The new libserial-newlnx code is able to use the high GSM baud rates
with FTDI adapters (needed for FCDEV3B with FT2232D) with the standard
unpatched ftdi_sio kernel driver, and the same code still works with
CP2102 adapters (used in the Pirelli DP-L10 and in the official
FreeCalypso serial cables for Openmoko devices), at least on my system.
In the case of CP2102 adapters the cp210x kernel driver now sees the
userspace requesting 203125/406250/812500 bps instead of 230400,
460800 or 912600, but at least with the version of the driver in my
elderly linux-2.6.37.6 kernel the actual bits going out to the CP2102
chip remain the same, and everything still works.

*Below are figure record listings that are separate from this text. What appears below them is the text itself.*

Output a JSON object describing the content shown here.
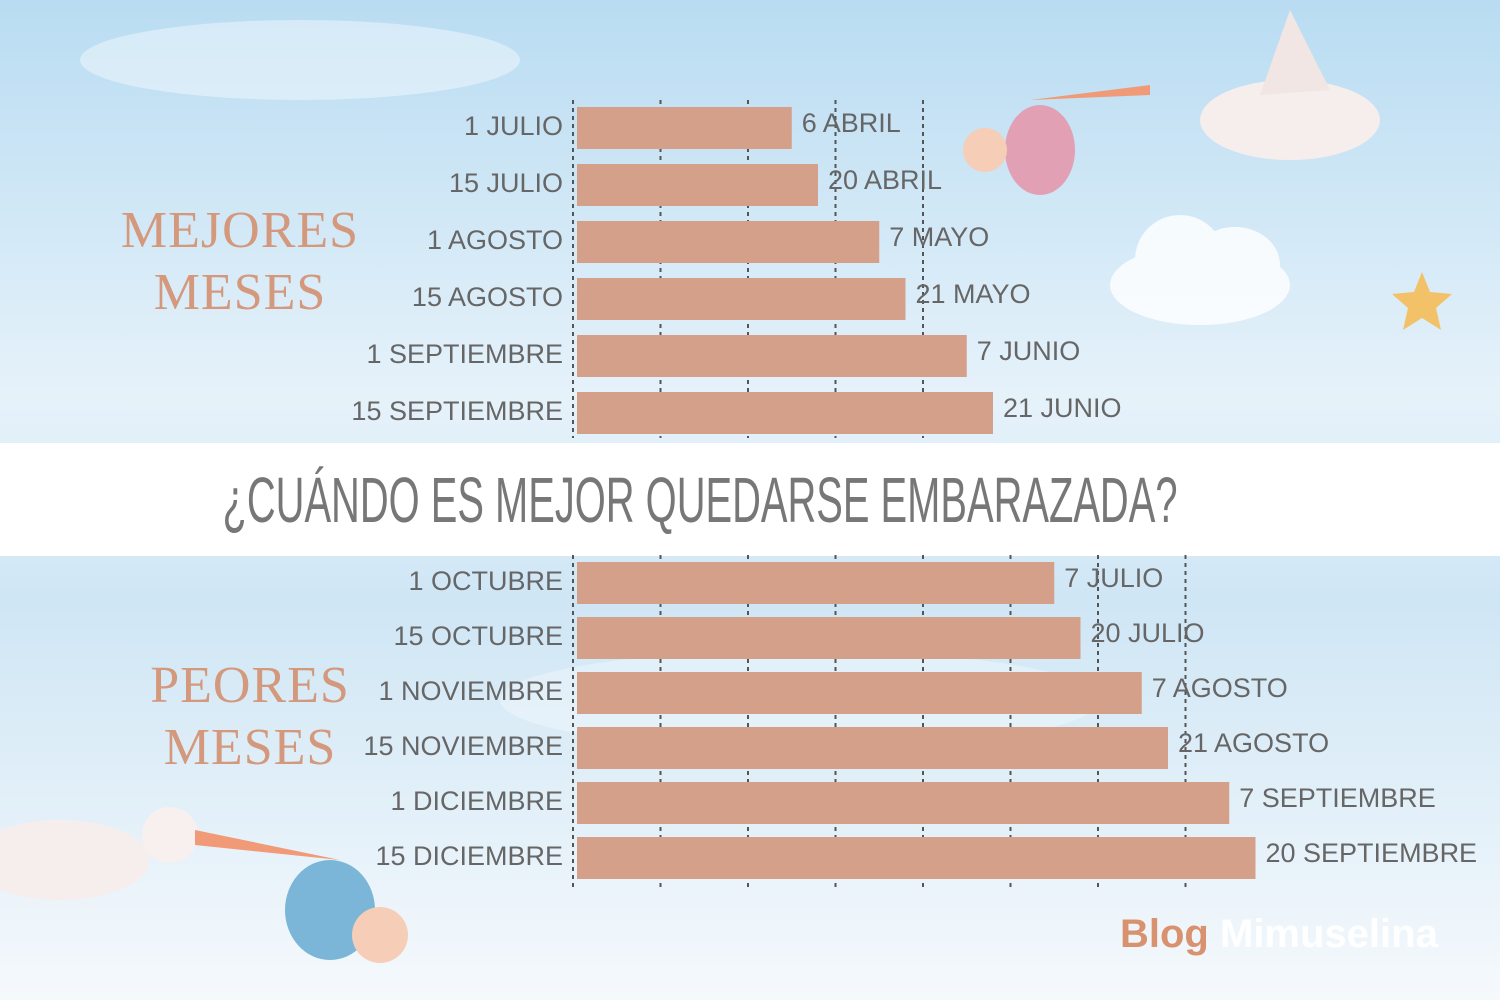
{
  "title": "¿CUÁNDO ES MEJOR QUEDARSE EMBARAZADA?",
  "brand": {
    "first": "Blog",
    "second": "Mimuselina"
  },
  "chart_data": [
    {
      "type": "bar",
      "orientation": "horizontal",
      "title": "MEJORES MESES",
      "color": "#d4a08a",
      "grid": true,
      "categories": [
        "1 JULIO",
        "15 JULIO",
        "1 AGOSTO",
        "15 AGOSTO",
        "1 SEPTIEMBRE",
        "15 SEPTIEMBRE"
      ],
      "values": [
        2.5,
        2.8,
        3.5,
        3.8,
        4.5,
        4.8
      ],
      "end_labels": [
        "6 ABRIL",
        "20 ABRIL",
        "7 MAYO",
        "21 MAYO",
        "7 JUNIO",
        "21 JUNIO"
      ],
      "xlim": [
        0,
        8
      ],
      "xticks": [
        0,
        1,
        2,
        3,
        4
      ]
    },
    {
      "type": "bar",
      "orientation": "horizontal",
      "title": "PEORES MESES",
      "color": "#d4a08a",
      "grid": true,
      "categories": [
        "1 OCTUBRE",
        "15 OCTUBRE",
        "1 NOVIEMBRE",
        "15 NOVIEMBRE",
        "1 DICIEMBRE",
        "15 DICIEMBRE"
      ],
      "values": [
        5.5,
        5.8,
        6.5,
        6.8,
        7.5,
        7.8
      ],
      "end_labels": [
        "7 JULIO",
        "20 JULIO",
        "7 AGOSTO",
        "21 AGOSTO",
        "7 SEPTIEMBRE",
        "20 SEPTIEMBRE"
      ],
      "xlim": [
        0,
        8
      ],
      "xticks": [
        0,
        1,
        2,
        3,
        4,
        5,
        6,
        7
      ]
    }
  ]
}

The next necessary step is further testing by the FreeCalypso
community.  Before I can change the libserial symlink to point to
libserial-newlnx and make the new code official, I need to hear some
reports from other community members.  Does this libserial-newlnx code
compile on newer distros?  If it passes compilation, do the resulting
binaries work with the newer kernels?  Is the libserial-newlnx version
of fc-loadtool able to use every baud rate with both CP2102 and FTDI
adapters going through the standard unpatched drivers in recent
kernels?

This issue is getting my attention currently because I am trying to
get our FCDEV3B boards out in the world, and because our FCDEV3B
conveniently brings out both Calypso UARTs, not just one, working with
FCDEV3B practically requires an FT2232D (or FT2232H) adapter, not
CP2102.  (But CP2102 adapters still need to be fully supported because
we still need to support Openmoko and Pirelli targets.)  And the users
of our FCDEV3B boards with FT2232D adapters need to be able to use the
high baud rates without resorting to ugly hacks if possible - and now
that we know that it *is* possible, we need to get this new way
working solidly.

It should also be obvious that the new libserial-newlnx code is
absolutely specific to Linux.  I haven't heard of anyone running our
FC host tools on FreeBSD or illumos or any other alternative-to-Linux
OS, but if someone does wish to use an FCDEV3B with an FT2232D or
FT2232H adapter with, say, FreeBSD, then the answer should be obvious:
s/he will need to make an appropriately ported libserial-freebsd or
whatever, and preferably post a link to that code here so we can add
it to the official repo for the benefit of other users of the same OS.